[sempre de acordo com a antiga ortografia]

sexta-feira, 4 de dezembro de 2009


Fernando Castelo - Sintra

Viseu,
exemplo para Sintra

No passado dia 10 de Novembro, o Diário de Notícias dava à estampa uma notícia sobre o funcionamento do funicular de Viseu, com utilização gratuita e que, em cerca de três semanas, transportou à volta de sete (7) mil pessoas. Segundo a notícia, aumentou a afluência ao centro histórico, o comércio passou a contar com mais clientela e os visitantes permaneceram mais tempo, enquanto que as viaturas ficaram lá longe arrumadinhas.

Claro que por lá, tal como cá, também existiram resistências de pacotilha, com críticas que acabam de ser desmistificadas. Um alfarrabista com loja aberta no centro histórico (de seu nome Rui Macário) reconhece vantagens nas medidas tomadas pela Câmara Municipal de Viseu, pois “já se vêem mais pessoas”, dizendo que caberá aos viseenses “aproveitar e ganhar este hábito de vir à cidade velha”.

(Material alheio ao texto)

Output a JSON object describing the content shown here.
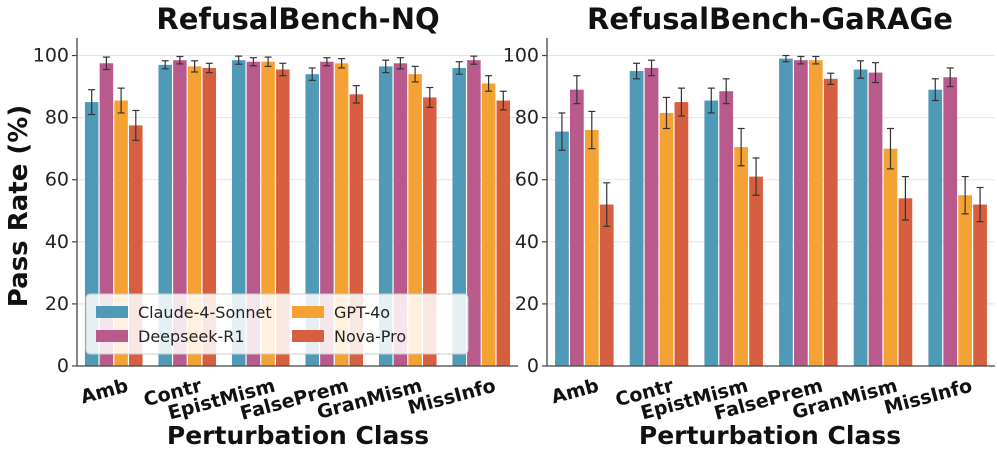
{
  "chart_data": [
    {
      "type": "bar",
      "title": "RefusalBench-NQ",
      "xlabel": "Perturbation Class",
      "ylabel": "Pass Rate (%)",
      "ylim": [
        0,
        105
      ],
      "yticks": [
        0,
        20,
        40,
        60,
        80,
        100
      ],
      "grid": true,
      "categories": [
        "Amb",
        "Contr",
        "EpistMism",
        "FalsePrem",
        "GranMism",
        "MissInfo"
      ],
      "series": [
        {
          "name": "Claude-4-Sonnet",
          "values": [
            85,
            97,
            98.5,
            94,
            96.5,
            96
          ],
          "errors": [
            4,
            1.3,
            1.3,
            2,
            2,
            2
          ]
        },
        {
          "name": "Deepseek-R1",
          "values": [
            97.5,
            98.5,
            98,
            98,
            97.5,
            98.5
          ],
          "errors": [
            2,
            1.2,
            1.3,
            1.3,
            1.8,
            1.3
          ]
        },
        {
          "name": "GPT-4o",
          "values": [
            85.5,
            96.5,
            98,
            97.5,
            94,
            91
          ],
          "errors": [
            4,
            1.8,
            1.5,
            1.5,
            2.5,
            2.5
          ]
        },
        {
          "name": "Nova-Pro",
          "values": [
            77.5,
            96,
            95.5,
            87.5,
            86.5,
            85.5
          ],
          "errors": [
            4.8,
            1.5,
            2,
            2.8,
            3.2,
            3
          ]
        }
      ],
      "legend": {
        "placement": "lower-left",
        "columns": 2
      }
    },
    {
      "type": "bar",
      "title": "RefusalBench-GaRAGe",
      "xlabel": "Perturbation Class",
      "ylabel": "",
      "ylim": [
        0,
        105
      ],
      "yticks": [
        0,
        20,
        40,
        60,
        80,
        100
      ],
      "grid": true,
      "categories": [
        "Amb",
        "Contr",
        "EpistMism",
        "FalsePrem",
        "GranMism",
        "MissInfo"
      ],
      "series": [
        {
          "name": "Claude-4-Sonnet",
          "values": [
            75.5,
            95,
            85.5,
            99,
            95.5,
            89
          ],
          "errors": [
            6,
            2.5,
            4,
            1,
            2.8,
            3.5
          ]
        },
        {
          "name": "Deepseek-R1",
          "values": [
            89,
            96,
            88.5,
            98.5,
            94.5,
            93
          ],
          "errors": [
            4.5,
            2.5,
            4,
            1.2,
            3.2,
            3
          ]
        },
        {
          "name": "GPT-4o",
          "values": [
            76,
            81.5,
            70.5,
            98.5,
            70,
            55
          ],
          "errors": [
            6,
            5,
            6,
            1.2,
            6.5,
            6
          ]
        },
        {
          "name": "Nova-Pro",
          "values": [
            52,
            85,
            61,
            92.5,
            54,
            52
          ],
          "errors": [
            7,
            4.5,
            6,
            1.8,
            7,
            5.5
          ]
        }
      ]
    }
  ],
  "colors": {
    "Claude-4-Sonnet": "#4f9ab6",
    "Deepseek-R1": "#b85a8c",
    "GPT-4o": "#f4a233",
    "Nova-Pro": "#d55f3e",
    "grid": "#e3e3e3",
    "axis": "#444444",
    "errorbar": "#333333"
  }
}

Antes de se sugerir a requisição do edil Fernando Ruas para Sintra, ou mesmo uma permuta ao mais alto nível, não vamos deixar cair no esquecimento (tão útil a certos políticos) as aventuras de um “teleférico” que foi noticiado para Sintra.Em Dezembro de 2007, por certo com a emoção natalícia, um dirigente desportivo anunciou a construção do “teleférico para a Pena”, cujo cais de embarque seria no seu clube, ocupação que justificaria uma “renda” a pagar pela Câmara Municipal.

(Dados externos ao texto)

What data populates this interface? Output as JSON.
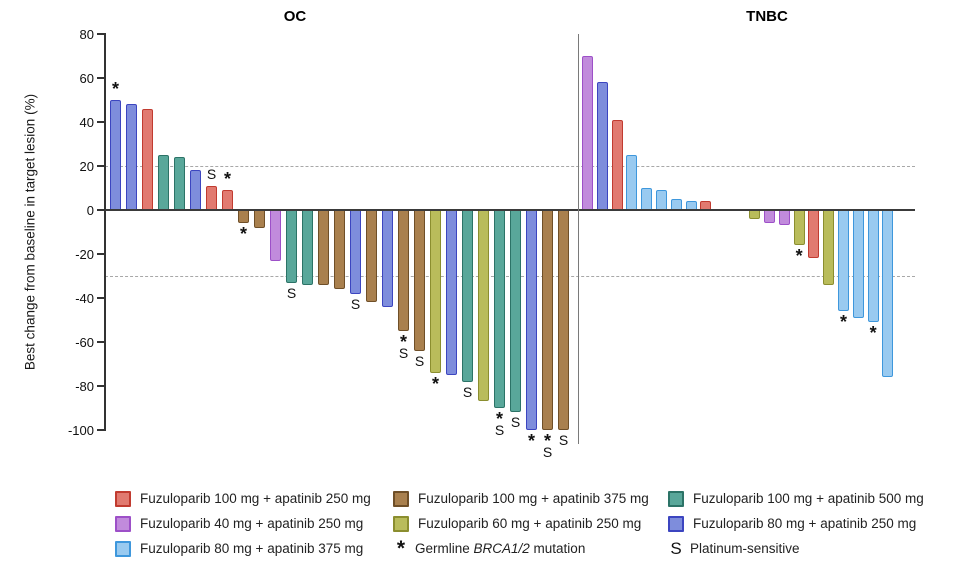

Houve quem acreditasse que o Senhor Presidente da Câmara não deixaria de convocar a imprensa habitual, mostrando os Projectos e promovendo as celebrações protocolares. Reinou um silêncio pouco conforme com o ideário republicano.Passado um ano, o divulgador do “teleférico”, dessa vez como autarca, acabaria por dizer que o “projecto de ligar São Pedro de Sintra ao Palácio da Pena através de um teleférico” estava “enterrado”. Dessa forma, mais um grandioso Projecto se arquivou.

Viseu tem outro encanto

Claro está que Fernando Ruas não se deixa levar por balelas ou cantos de sereia que só levam os navegantes para o fundo. E as ninfas do imobilismo por lá não vingam, digam ou não que Viseu é “única” e que não há outra igual em toda a Terra.Vai daí, através do programa Polis, Ruas investiu pouco mais que cinco milhões de euros e resolveu uma situação que era sentida pela grande maioria da população.

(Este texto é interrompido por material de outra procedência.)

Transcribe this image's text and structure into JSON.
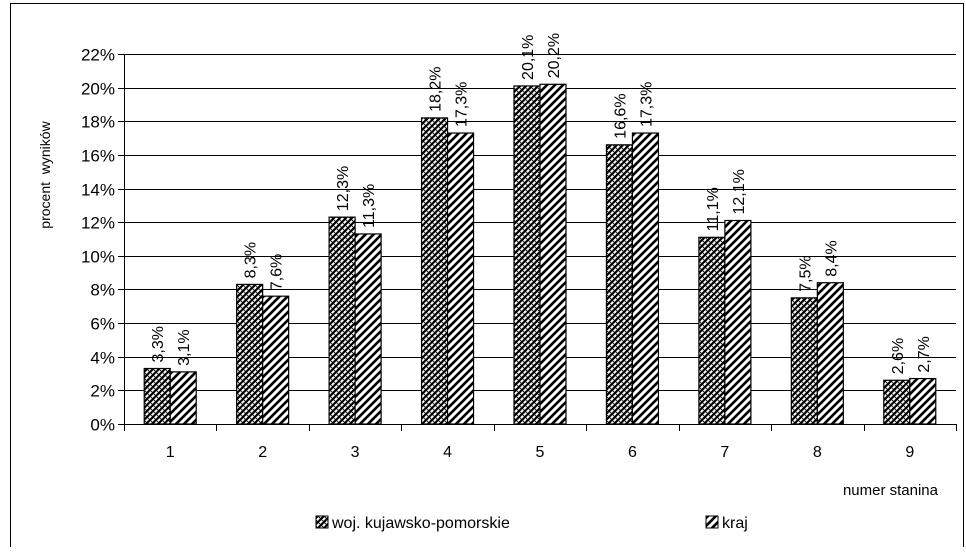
{
  "chart_data": {
    "type": "bar",
    "categories": [
      "1",
      "2",
      "3",
      "4",
      "5",
      "6",
      "7",
      "8",
      "9"
    ],
    "series": [
      {
        "name": "woj. kujawsko-pomorskie",
        "values": [
          3.3,
          8.3,
          12.3,
          18.2,
          20.1,
          16.6,
          11.1,
          7.5,
          2.6
        ],
        "labels": [
          "3,3%",
          "8,3%",
          "12,3%",
          "18,2%",
          "20,1%",
          "16,6%",
          "11,1%",
          "7,5%",
          "2,6%"
        ],
        "pattern": "crosshatch"
      },
      {
        "name": "kraj",
        "values": [
          3.1,
          7.6,
          11.3,
          17.3,
          20.2,
          17.3,
          12.1,
          8.4,
          2.7
        ],
        "labels": [
          "3,1%",
          "7,6%",
          "11,3%",
          "17,3%",
          "20,2%",
          "17,3%",
          "12,1%",
          "8,4%",
          "2,7%"
        ],
        "pattern": "diagonal"
      }
    ],
    "xlabel": "numer stanina",
    "ylabel": "procent  wyników",
    "ylim": [
      0,
      22
    ],
    "yticks": [
      0,
      2,
      4,
      6,
      8,
      10,
      12,
      14,
      16,
      18,
      20,
      22
    ],
    "ytick_labels": [
      "0%",
      "2%",
      "4%",
      "6%",
      "8%",
      "10%",
      "12%",
      "14%",
      "16%",
      "18%",
      "20%",
      "22%"
    ],
    "grid": true,
    "legend_position": "bottom",
    "colors": {
      "bar_fill": "#ffffff",
      "bar_pattern": "#000000",
      "grid": "#000000",
      "frame": "#000000"
    }
  }
}
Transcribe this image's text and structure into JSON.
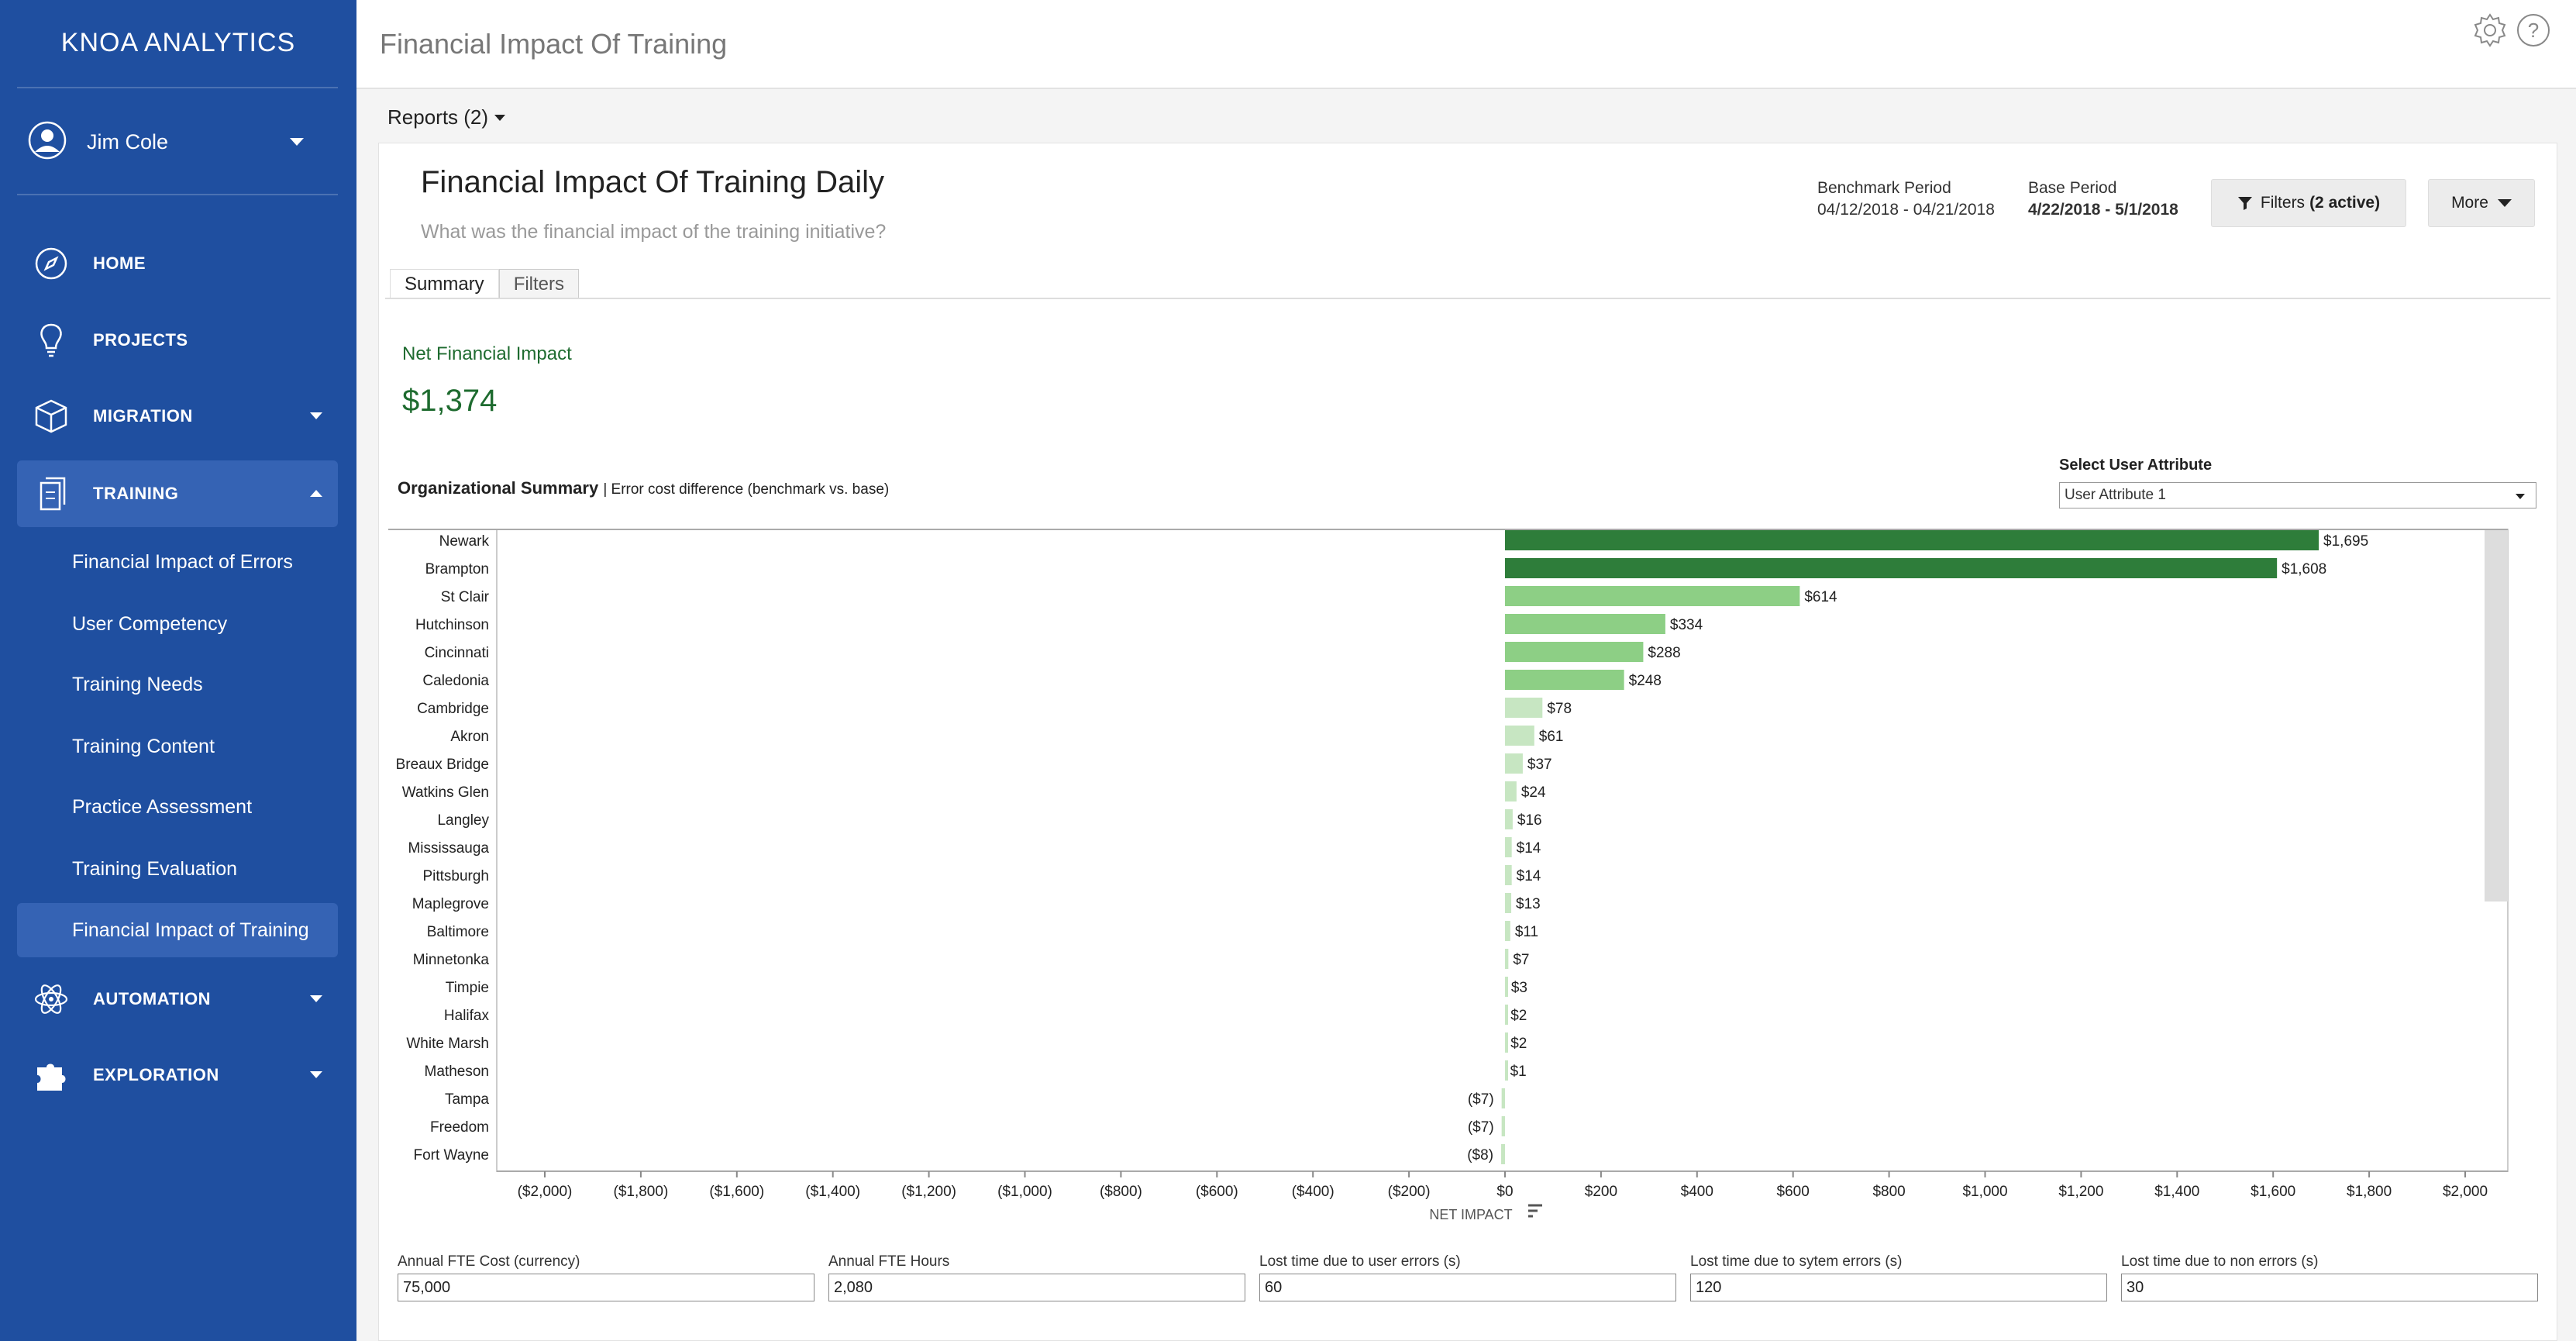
{
  "app": {
    "brand": "KNOA ANALYTICS",
    "user": "Jim Cole"
  },
  "nav": [
    {
      "label": "HOME",
      "icon": "compass-icon"
    },
    {
      "label": "PROJECTS",
      "icon": "lightbulb-icon"
    },
    {
      "label": "MIGRATION",
      "icon": "cube-icon"
    },
    {
      "label": "TRAINING",
      "icon": "document-icon"
    },
    {
      "label": "AUTOMATION",
      "icon": "atom-icon"
    },
    {
      "label": "EXPLORATION",
      "icon": "puzzle-icon"
    }
  ],
  "training_sub": [
    "Financial Impact of Errors",
    "User Competency",
    "Training Needs",
    "Training Content",
    "Practice Assessment",
    "Training Evaluation",
    "Financial Impact of Training"
  ],
  "header": {
    "title": "Financial Impact Of Training",
    "reports": "Reports (2)"
  },
  "report": {
    "title": "Financial Impact Of Training Daily",
    "subtitle": "What was the financial impact of the training initiative?",
    "benchmark_label": "Benchmark Period",
    "benchmark_value": "04/12/2018 - 04/21/2018",
    "base_label": "Base Period",
    "base_value": "4/22/2018 - 5/1/2018",
    "filters_btn": "Filters",
    "filters_active": "(2 active)",
    "more_btn": "More"
  },
  "tabs": [
    "Summary",
    "Filters"
  ],
  "summary": {
    "nfi_label": "Net Financial Impact",
    "nfi_value": "$1,374",
    "org_title": "Organizational Summary",
    "org_desc": "| Error cost difference (benchmark vs. base)",
    "select_label": "Select User Attribute",
    "select_value": "User Attribute 1"
  },
  "chart_data": {
    "type": "bar",
    "orientation": "horizontal",
    "xlabel": "NET IMPACT",
    "xlim": [
      -2000,
      2000
    ],
    "xticks": [
      "($2,000)",
      "($1,800)",
      "($1,600)",
      "($1,400)",
      "($1,200)",
      "($1,000)",
      "($800)",
      "($600)",
      "($400)",
      "($200)",
      "$0",
      "$200",
      "$400",
      "$600",
      "$800",
      "$1,000",
      "$1,200",
      "$1,400",
      "$1,600",
      "$1,800",
      "$2,000"
    ],
    "categories": [
      "Newark",
      "Brampton",
      "St Clair",
      "Hutchinson",
      "Cincinnati",
      "Caledonia",
      "Cambridge",
      "Akron",
      "Breaux Bridge",
      "Watkins Glen",
      "Langley",
      "Mississauga",
      "Pittsburgh",
      "Maplegrove",
      "Baltimore",
      "Minnetonka",
      "Timpie",
      "Halifax",
      "White Marsh",
      "Matheson",
      "Tampa",
      "Freedom",
      "Fort Wayne"
    ],
    "values": [
      1695,
      1608,
      614,
      334,
      288,
      248,
      78,
      61,
      37,
      24,
      16,
      14,
      14,
      13,
      11,
      7,
      3,
      2,
      2,
      1,
      -7,
      -7,
      -8
    ],
    "labels": [
      "$1,695",
      "$1,608",
      "$614",
      "$334",
      "$288",
      "$248",
      "$78",
      "$61",
      "$37",
      "$24",
      "$16",
      "$14",
      "$14",
      "$13",
      "$11",
      "$7",
      "$3",
      "$2",
      "$2",
      "$1",
      "($7)",
      "($7)",
      "($8)"
    ],
    "colors": {
      "high": "#2e7d3a",
      "mid": "#8dcf85",
      "low": "#c7e6c2"
    }
  },
  "fields": [
    {
      "label": "Annual FTE Cost (currency)",
      "value": "75,000"
    },
    {
      "label": "Annual FTE Hours",
      "value": "2,080"
    },
    {
      "label": "Lost time due to user errors (s)",
      "value": "60"
    },
    {
      "label": "Lost time due to sytem errors (s)",
      "value": "120"
    },
    {
      "label": "Lost time due to non errors (s)",
      "value": "30"
    }
  ]
}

Claro que não se comprometeu a enterrar linhas de alta tensão da REN... Por outro lado, em vez de embrulhar casas degradadas no Centro Histórico, passou a dedicar uma atenção muito especial aos casos em que os proprietários não têm posses para reabilitação, adquirindo os edifícios para a devida recuperação, com o posterior aluguer. Prevê-se, ainda, que alguns serviços camarários sejam transferidos para esta zona, como forma de incentivar o desenvolvimento.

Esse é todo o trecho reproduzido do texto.